Suku Baduy dikenal sebagai suku yang masih menjaga kelestarian tradisi dari para leluhurnya dan cenderung menutup diri dari budaya luar. Mereka tinggal di wilayah pedalaman Lebak, Banten tepatnya di Pegunungan Kendeng, Desa Kanekes, itulah juga yang membuat mereka dipanggil sebagai urang Kanekes. Berteman dengan alam merupakan ciri khas dari Suku Baduy, di mana mereka benar-benar menjaga kelestarian alam di sekitar tempat tinggal mereka dan menggantungkan hidup dengan berladang dan bertani di tanah Kanekes yang subur.
Suku Baduy terbagi menjadi dua golongan yaitu Baduy Luar dan Baduy Dalam. Perbedaan utama dari kedua golongan ini adalah ketaatan mereka pada Pikukuh. Pikukuh sebagai hukum adat yang tidak boleh dilanggar dalam Keyakinan Suku Baduy atau Sunda Wiwitan dan aturan ini dititipkan kepada ketua adat atau yang disebut Puun. Baduy Dalam memegang teguh Pikukuh ini, sedangkan Baduy Luar sudah terpengaruh oleh budaya-budaya baru dari luar. Ada kalanya orang Baduy Dalam maupun Baduy Luar berbondong-bondong pergi keluar desa untuk melaksanakan Tradisi, yaitu Seba.
Seba berarti seserahan, di mana tradisi Seba ini ialah seserahan hasil alam masyarakat Baduy yang dilaksanakan setahun sekali sebagai ucapan rasa syukur yang diberikan kepada Bapak Gede atau Pimpinan pemerintah seperti Bupati dan Gubernur setempat. Tujuan tradisi seba ialah menyampaikan amanat, harapan, dan laporan, seserahan hasil alam, serta mempererat hubungan antara Suku Baduy dan Pemerintah setempat. Tradisi Seba dilangsungkan dengan rombongan ribuan masyarakat Baduy menuju ke kota tempat pemerintah berada. Baduy Dalam akan berjalan kaki pulang pergi dengan jarak yang cukup jauh dan Baduy Luar datang dengan kendaraan seperti truk.

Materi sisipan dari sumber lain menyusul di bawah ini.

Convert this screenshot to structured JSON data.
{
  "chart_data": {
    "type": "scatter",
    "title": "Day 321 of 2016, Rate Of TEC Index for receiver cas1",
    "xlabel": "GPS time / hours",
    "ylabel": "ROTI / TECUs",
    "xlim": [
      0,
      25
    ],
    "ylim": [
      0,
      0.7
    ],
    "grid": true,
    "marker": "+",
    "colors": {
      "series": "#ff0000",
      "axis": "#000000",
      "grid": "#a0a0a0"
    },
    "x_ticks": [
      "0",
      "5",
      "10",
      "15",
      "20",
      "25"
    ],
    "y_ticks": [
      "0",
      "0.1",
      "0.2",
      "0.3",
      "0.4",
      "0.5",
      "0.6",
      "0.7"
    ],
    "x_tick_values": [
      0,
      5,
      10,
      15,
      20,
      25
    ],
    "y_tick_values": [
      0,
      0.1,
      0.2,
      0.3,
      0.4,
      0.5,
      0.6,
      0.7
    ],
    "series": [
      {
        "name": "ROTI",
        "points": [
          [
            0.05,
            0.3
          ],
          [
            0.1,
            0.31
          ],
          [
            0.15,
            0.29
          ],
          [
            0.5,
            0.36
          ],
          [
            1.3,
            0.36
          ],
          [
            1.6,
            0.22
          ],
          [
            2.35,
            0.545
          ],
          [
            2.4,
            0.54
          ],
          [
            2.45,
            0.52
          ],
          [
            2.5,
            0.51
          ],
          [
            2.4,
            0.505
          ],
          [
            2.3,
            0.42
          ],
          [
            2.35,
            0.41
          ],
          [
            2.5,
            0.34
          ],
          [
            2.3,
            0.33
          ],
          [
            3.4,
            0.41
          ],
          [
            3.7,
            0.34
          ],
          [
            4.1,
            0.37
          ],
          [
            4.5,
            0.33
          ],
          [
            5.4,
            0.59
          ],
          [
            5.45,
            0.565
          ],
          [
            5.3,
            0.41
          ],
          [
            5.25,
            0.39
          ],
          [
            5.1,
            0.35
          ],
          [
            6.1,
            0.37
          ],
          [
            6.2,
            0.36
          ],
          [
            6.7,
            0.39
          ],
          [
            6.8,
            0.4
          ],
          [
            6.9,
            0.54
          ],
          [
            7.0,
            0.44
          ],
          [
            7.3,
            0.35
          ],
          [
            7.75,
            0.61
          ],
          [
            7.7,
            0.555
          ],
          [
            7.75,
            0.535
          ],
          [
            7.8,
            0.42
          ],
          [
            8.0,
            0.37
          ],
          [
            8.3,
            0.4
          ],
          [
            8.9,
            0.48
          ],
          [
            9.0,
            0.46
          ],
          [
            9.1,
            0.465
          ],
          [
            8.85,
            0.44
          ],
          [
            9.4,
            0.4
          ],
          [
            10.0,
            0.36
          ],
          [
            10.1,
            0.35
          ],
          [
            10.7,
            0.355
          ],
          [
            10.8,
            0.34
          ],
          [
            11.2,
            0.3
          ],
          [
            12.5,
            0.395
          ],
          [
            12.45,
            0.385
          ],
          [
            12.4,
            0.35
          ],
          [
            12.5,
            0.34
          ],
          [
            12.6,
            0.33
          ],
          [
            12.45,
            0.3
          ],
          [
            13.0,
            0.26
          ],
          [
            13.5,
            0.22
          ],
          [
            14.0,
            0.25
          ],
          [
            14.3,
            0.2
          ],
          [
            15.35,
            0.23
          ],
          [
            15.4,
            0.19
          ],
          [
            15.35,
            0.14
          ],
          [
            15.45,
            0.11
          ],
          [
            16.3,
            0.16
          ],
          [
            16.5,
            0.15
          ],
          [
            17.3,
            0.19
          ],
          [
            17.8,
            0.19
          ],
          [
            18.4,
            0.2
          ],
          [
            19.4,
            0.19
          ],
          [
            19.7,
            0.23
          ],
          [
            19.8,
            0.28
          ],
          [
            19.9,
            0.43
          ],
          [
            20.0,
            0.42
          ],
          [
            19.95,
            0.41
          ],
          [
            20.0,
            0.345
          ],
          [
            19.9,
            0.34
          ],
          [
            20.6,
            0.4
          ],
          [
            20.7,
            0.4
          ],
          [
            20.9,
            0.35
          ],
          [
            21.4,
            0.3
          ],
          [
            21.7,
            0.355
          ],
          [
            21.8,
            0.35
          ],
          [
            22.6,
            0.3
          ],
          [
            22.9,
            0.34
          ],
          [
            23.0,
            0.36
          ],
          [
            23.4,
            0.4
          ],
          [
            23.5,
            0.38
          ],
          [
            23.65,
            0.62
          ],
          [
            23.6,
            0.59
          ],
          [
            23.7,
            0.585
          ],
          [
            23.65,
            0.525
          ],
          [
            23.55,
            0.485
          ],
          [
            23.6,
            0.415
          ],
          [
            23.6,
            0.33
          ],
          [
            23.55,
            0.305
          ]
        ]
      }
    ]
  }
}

Sebelum Tradisi Seba dilangsungkan, masyarakat Suku Baduy terlebih dahulu melakukan beberapa tradisi seperti Kawalu, dianggap sebagai bulan suci yang diisi oleh doa-doa kepada Yang Maha Kuasa dan Suku Baduy melaksanakan puasa sehari setiap bulannya. Pada saat tradisi ini berlangsung, wilayah Baduy ditutup bagi semua masyarakat di luar Suku Baduy. Kemudian, diikuti dengan tradisi Ngalaksa atau sebagai bentuk ucapan rasa syukur dan dilaksanakan dengan kegiatan membuat laksa, makanan adat dari Suku Baduy.
Tradisi Seba dibuka oleh Tanggungan Jaro Duabelas atau wakil tetua adat Baduy dengan mengucapkan tatabean, seperti ucapan seserahan dan laporan kondisi masyarakat Baduy dalam setahun belakangan. Kemudian dilakukan dialog dengan Gubernur maupun Bupati guna memperat hubungan dan komunikasi. Setelah itu, dilakukan penyerahan hasil alam dan juga peralatan tradisional dari Suku Baduy kepada Bupati dan Gubernur, demikian juga Bupati dan Gubernur menyerahkan antaran kepada perwakilan Suku Baduy.
Serangkaian ritual Seba ini memiliki makna di mana Suku Baduy sebagai suku yang masih tegas dalam menerapkan segala tradisi dan adatnya, walaupun di luar wilayah Baduy, zaman begitu pesat berkembang. Mereka menegaskan bahwa mereka merupakan masyarakat penganut asketisme atau menyepi dari keramaian dunia dan memilih hidup sederhana berdampingan dengan alam. Hasil alam yang dibawakan menunjukkan bahwa mereka amat bergantung pada kondisi alam untuk bertahan hidup. Secara tidak langsung, dari ritual Seba ini, masyarakat Suku Baduy ingin pemerintah sama-sama menjaga kelestarian alam guna kelangsungan hidup mereka. Pikukuh yang dianut Suku Baduy menunjukkan bahwa mereka ingin selalu menghargai semua aspek kehidupan, baik makhluk hidup maupun lingkungannya. Keharmonisan pun dapat terwujud dengan patuh kepada adat tanpa mengurangi atau menambah prasyarat.